Depois disso tudo, vinha a parte mais chata, de avisar a mãe, o irmão, a mulher e alguns poucos parentes mais próximos. No dia seguinte iríamos ligar para o seguro e o “Kbeça” retornaria com o caminhão de reboque.

Ficou uma lição disso tudo? Claro que sim. O “Kbeça” deu muita sorte pois estava sem luvas e mesmo assim não machucou a mão. A motocicleta pesada, quase caiu em cima dele, o que teria tornado as coisas muito piores. Num trecho que teoricamente tínhamos achado muito tranquilo de passar, aconteceu o único acidente de todo o passeio. E poderia ter sido fatal. Todos concordamos que a Drag contribuiu bastante para isso pois não tem mesmo o DNA de fora de estrada, mesmo que este “fora” seja brando. Mas no final deu tudo certo. Hoje a moto já está prontinha.

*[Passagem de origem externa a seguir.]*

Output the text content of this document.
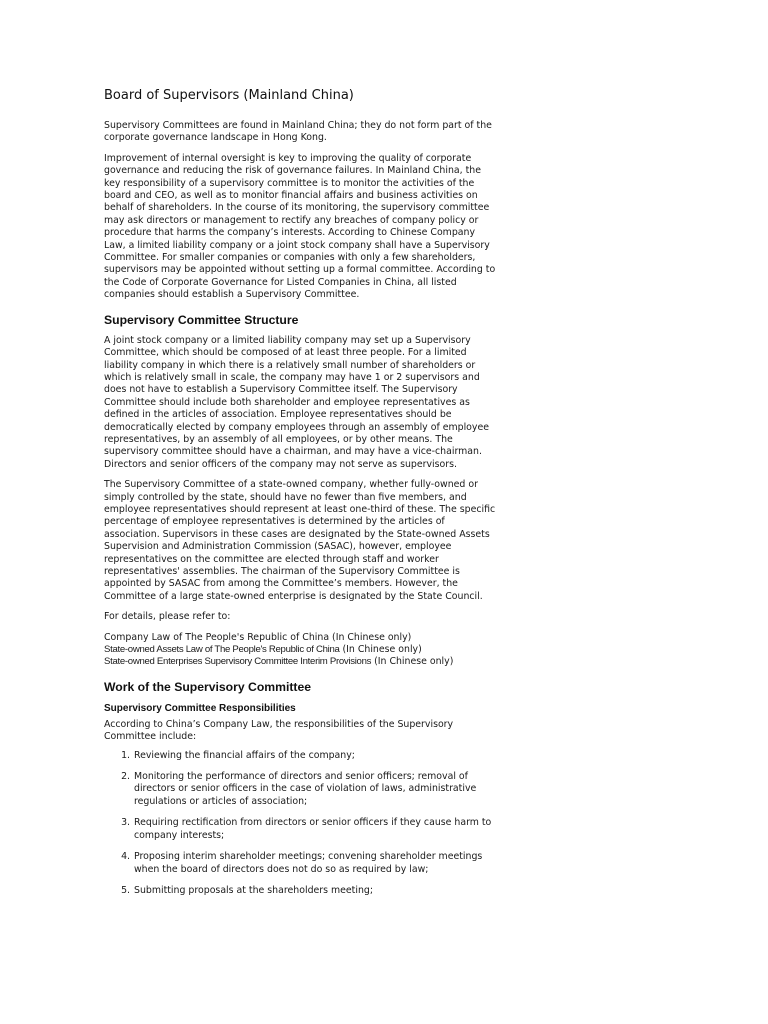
Board of Supervisors (Mainland China)

Supervisory Committees are found in Mainland China; they do not form part of the corporate governance landscape in Hong Kong.

Improvement of internal oversight is key to improving the quality of corporate governance and reducing the risk of governance failures. In Mainland China, the key responsibility of a supervisory committee is to monitor the activities of the board and CEO, as well as to monitor financial affairs and business activities on behalf of shareholders. In the course of its monitoring, the supervisory committee may ask directors or management to rectify any breaches of company policy or procedure that harms the company’s interests. According to Chinese Company Law, a limited liability company or a joint stock company shall have a Supervisory Committee. For smaller companies or companies with only a few shareholders, supervisors may be appointed without setting up a formal committee. According to the Code of Corporate Governance for Listed Companies in China, all listed companies should establish a Supervisory Committee.

Supervisory Committee Structure

A joint stock company or a limited liability company may set up a Supervisory Committee, which should be composed of at least three people. For a limited liability company in which there is a relatively small number of shareholders or which is relatively small in scale, the company may have 1 or 2 supervisors and does not have to establish a Supervisory Committee itself. The Supervisory Committee should include both shareholder and employee representatives as defined in the articles of association. Employee representatives should be democratically elected by company employees through an assembly of employee representatives, by an assembly of all employees, or by other means. The supervisory committee should have a chairman, and may have a vice-chairman. Directors and senior officers of the company may not serve as supervisors.

The Supervisory Committee of a state-owned company, whether fully-owned or simply controlled by the state, should have no fewer than five members, and employee representatives should represent at least one-third of these. The specific percentage of employee representatives is determined by the articles of association. Supervisors in these cases are designated by the State-owned Assets Supervision and Administration Commission (SASAC), however, employee representatives on the committee are elected through staff and worker representatives' assemblies. The chairman of the Supervisory Committee is appointed by SASAC from among the Committee’s members. However, the Committee of a large state-owned enterprise is designated by the State Council.

For details, please refer to:

Company Law of The People's Republic of China (In Chinese only)
State-owned Assets Law of The People's Republic of China (In Chinese only)
State-owned Enterprises Supervisory Committee Interim Provisions (In Chinese only)
Work of the Supervisory Committee
Supervisory Committee Responsibilities

According to China’s Company Law, the responsibilities of the Supervisory Committee include:

1. Reviewing the financial affairs of the company;
2. Monitoring the performance of directors and senior officers; removal of directors or senior officers in the case of violation of laws, administrative regulations or articles of association;
3. Requiring rectification from directors or senior officers if they cause harm to company interests;
4. Proposing interim shareholder meetings; convening shareholder meetings when the board of directors does not do so as required by law;
5. Submitting proposals at the shareholders meeting;
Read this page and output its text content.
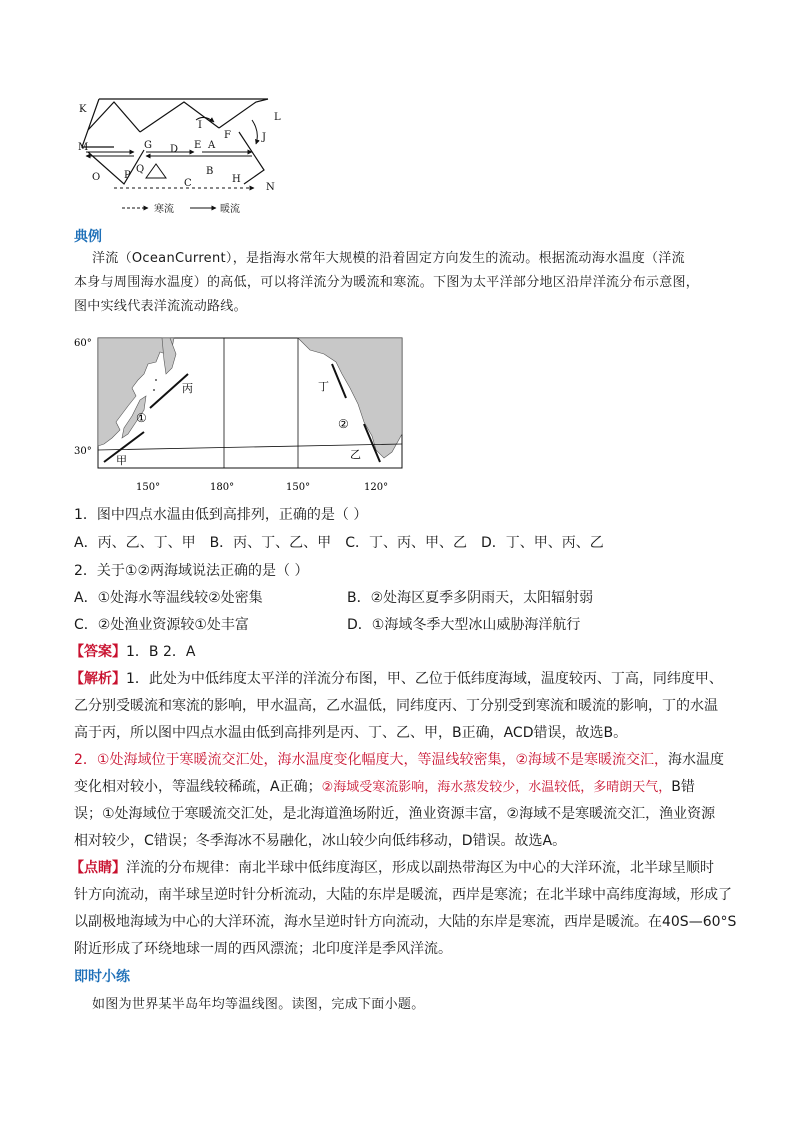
K
L
M
J
I
F
E A
G D
O P
Q	B
H
N
C
寒流	暖流
典例
洋流（OceanCurrent），是指海水常年大规模的沿着固定方向发生的流动。根据流动海水温度（洋流
本身与周围海水温度）的高低，可以将洋流分为暖流和寒流。下图为太平洋部分地区沿岸洋流分布示意图，
图中实线代表洋流流动路线。
60°
30°
150°	180°	150°	120°
丙	丁
甲	乙
①	②
1．图中四点水温由低到高排列，正确的是（ ）
A．丙、乙、丁、甲 B．丙、丁、乙、甲 C．丁、丙、甲、乙 D．丁、甲、丙、乙
2．关于①②两海域说法正确的是（ ）
A．①处海水等温线较②处密集	B．②处海区夏季多阴雨天，太阳辐射弱
C．②处渔业资源较①处丰富	D．①海域冬季大型冰山威胁海洋航行
【答案】1．B 2．A
【解析】1．此处为中低纬度太平洋的洋流分布图，甲、乙位于低纬度海域，温度较丙、丁高，同纬度甲、
乙分别受暖流和寒流的影响，甲水温高，乙水温低，同纬度丙、丁分别受到寒流和暖流的影响，丁的水温
高于丙，所以图中四点水温由低到高排列是丙、丁、乙、甲，B正确，ACD错误，故选B。
2．①处海域位于寒暖流交汇处，海水温度变化幅度大，等温线较密集，②海域不是寒暖流交汇，海水温度
变化相对较小，等温线较稀疏，A正确；②海域受寒流影响，海水蒸发较少，水温较低，多晴朗天气，B错
误；①处海域位于寒暖流交汇处，是北海道渔场附近，渔业资源丰富，②海域不是寒暖流交汇，渔业资源
相对较少，C错误；冬季海冰不易融化，冰山较少向低纬移动，D错误。故选A。
【点睛】洋流的分布规律：南北半球中低纬度海区，形成以副热带海区为中心的大洋环流，北半球呈顺时
针方向流动，南半球呈逆时针分析流动，大陆的东岸是暖流，西岸是寒流；在北半球中高纬度海域，形成了
以副极地海域为中心的大洋环流，海水呈逆时针方向流动，大陆的东岸是寒流，西岸是暖流。在40S—60°S
附近形成了环绕地球一周的西风漂流；北印度洋是季风洋流。
即时小练
如图为世界某半岛年均等温线图。读图，完成下面小题。
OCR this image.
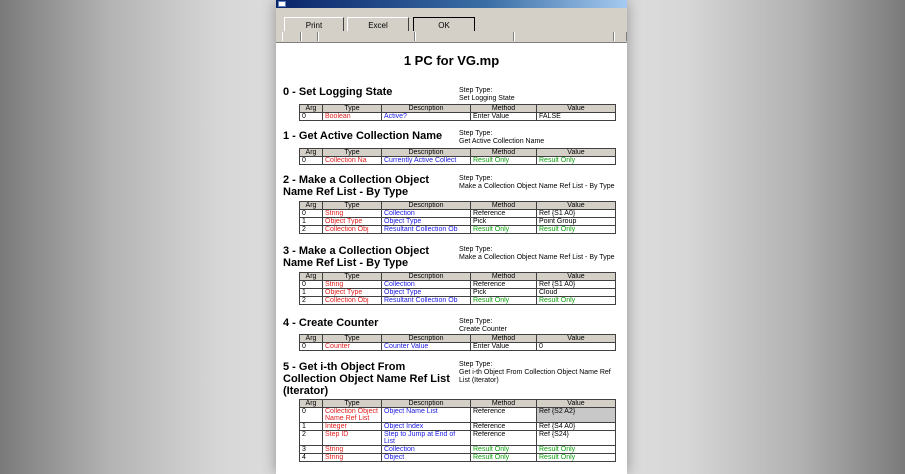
Print	Excel	OK
1 PC for VG.mp
0 - Set Logging State	Step Type:
Set Logging State
Arg	Type	Description	Method	Value
0	Boolean	Active?	Enter Value	FALSE
1 - Get Active Collection Name	Step Type:
Get Active Collection Name
Arg	Type	Description	Method	Value
0	Collection Na	Currently Active Collect	Result Only	Result Only
2 - Make a Collection Object Name Ref List - By Type
Step Type:
Make a Collection Object Name Ref List - By Type
Arg	Type	Description	Method	Value
0	String	Collection	Reference	Ref {S1 A0}
1	Object Type	Object Type	Pick	Point Group
2	Collection Obj	Resultant Collection Ob	Result Only	Result Only
3 - Make a Collection Object Name Ref List - By Type
Step Type:
Make a Collection Object Name Ref List - By Type
Arg	Type	Description	Method	Value
0	String	Collection	Reference	Ref {S1 A0}
1	Object Type	Object Type	Pick	Cloud
2	Collection Obj	Resultant Collection Ob	Result Only	Result Only
4 - Create Counter	Step Type:
Create Counter
Arg	Type	Description	Method	Value
0	Counter	Counter Value	Enter Value	0
5 - Get i-th Object From Collection Object Name Ref List (Iterator)
Step Type:
Get i-th Object From Collection Object Name Ref List (Iterator)
Arg	Type	Description	Method	Value
0	Collection Object Name Ref List	Object Name List	Reference	Ref {S2 A2}
1	Integer	Object Index	Reference	Ref {S4 A0}
2	Step ID	Step to Jump at End of List	Reference	Ref {S24}
3	String	Collection	Result Only	Result Only
4	String	Object	Result Only	Result Only
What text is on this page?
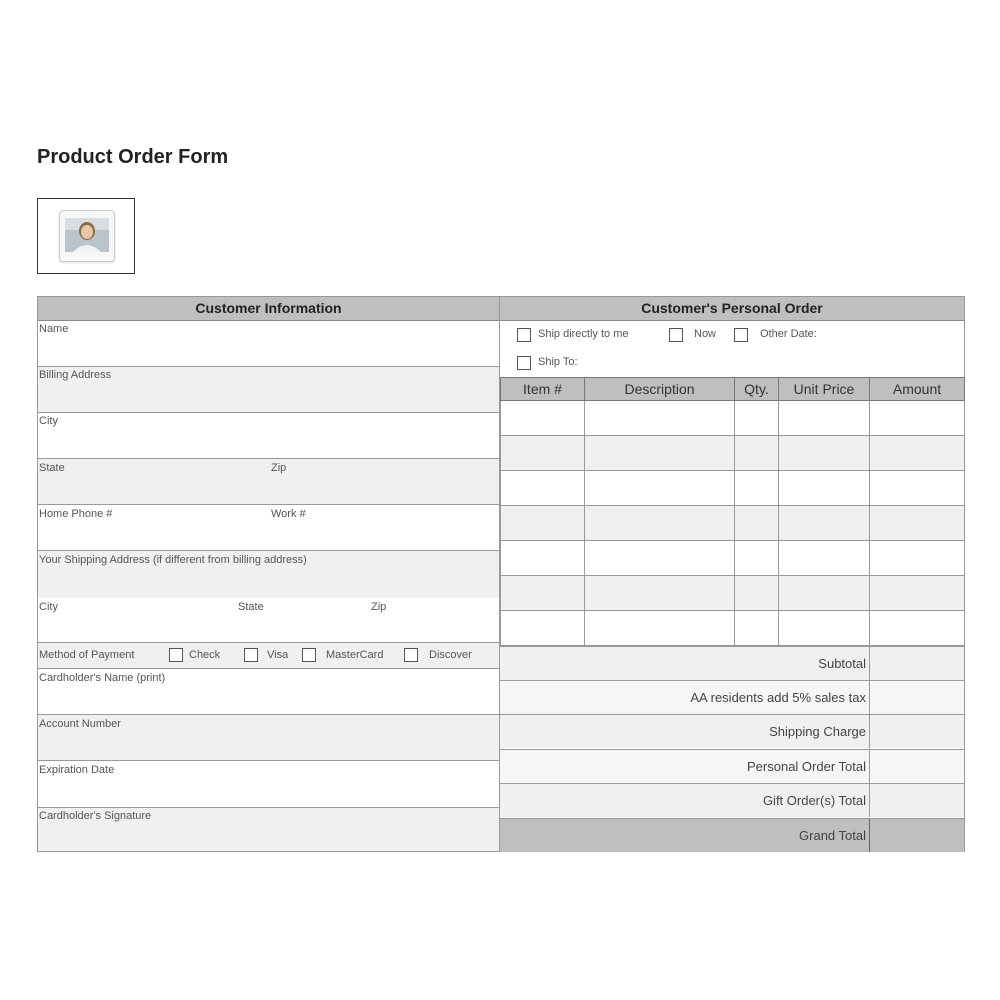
Product Order Form
Customer Information
Name
Billing Address
City
State	Zip
Home Phone #	Work #
Your Shipping Address (if different from billing address)
City	State	Zip
Method of Payment	Check	Visa	MasterCard	Discover
Cardholder's Name (print)
Account Number
Expiration Date
Cardholder's Signature
Customer's Personal Order
Ship directly to me	Now	Other Date:
Ship To:
Item #	Description	Qty.	Unit Price	Amount

Subtotal
AA residents add 5% sales tax
Shipping Charge
Personal Order Total
Gift Order(s) Total
Grand Total
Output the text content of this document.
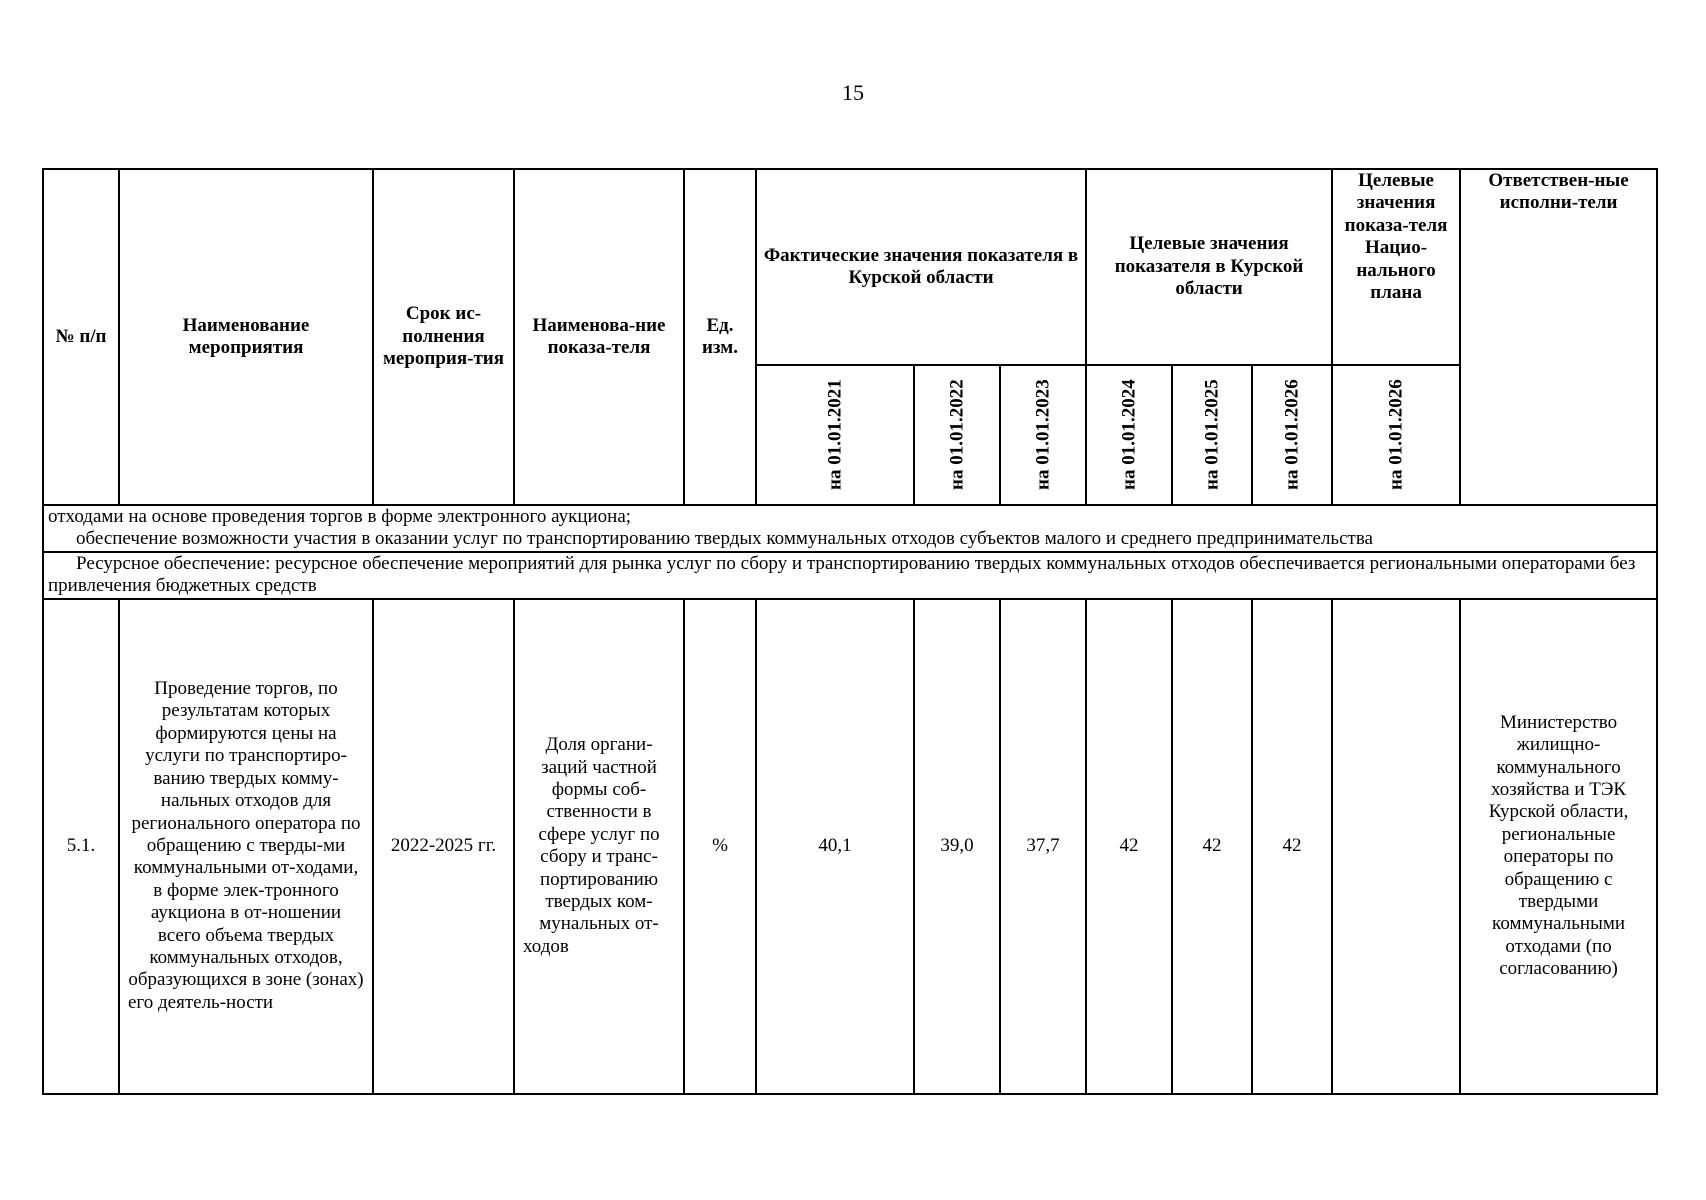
15
№ п/п	Наименование мероприятия	Срок ис-полнения мероприя-тия	Наименова-ние показа-теля	Ед. изм.	Фактические значения показателя в Курской области			Целевые значения показателя в Курской области			Целевые значения показа-теля Нацио-нального плана	Ответствен-ные исполни-тели

					на 01.01.2021	на 01.01.2022	на 01.01.2023	на 01.01.2024	на 01.01.2025	на 01.01.2026	на 01.01.2026	

отходами на основе проведения торгов в форме электронного аукциона;
обеспечение возможности участия в оказании услуг по транспортированию твердых коммунальных отходов субъектов малого и среднего предпринимательства												

Ресурсное обеспечение: ресурсное обеспечение мероприятий для рынка услуг по сбору и транспортированию твердых коммунальных отходов обеспечивается региональными операторами без привлечения бюджетных средств												
5.1.	Проведение торгов, по результатам которых формируются цены на услуги по транспортиро-ванию твердых комму-нальных отходов для регионального оператора по обращению с тверды-ми коммунальными от-ходами, в форме элек-тронного аукциона в от-ношении всего объема твердых коммунальных отходов, образующихся в зоне (зонах) его деятель-ности	2022-2025 гг.	Доля органи-заций частной формы соб-ственности в сфере услуг по сбору и транс-портированию твердых ком-мунальных от-ходов	%	40,1	39,0	37,7	42	42	42		Министерство жилищно-коммунального хозяйства и ТЭК Курской области, региональные операторы по обращению с твердыми коммунальными отходами (по согласованию)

E também já deu tempo do “Kbeça” se acidentar novamente. Desta vez com um cachorro que o atropelou na rua, em São Paulo.

Faltavam apenas dois dias para encerrarmos nossa trip. Mas com o que havia acontecido não tinha mais clima. O “Kbeça” voltaria de carona com o caminhão do seguro e Felipe e eu retornaríamos para São Bernardo do Campo. Restava apenas decidir se passaríamos em Campos do Jordão ou não.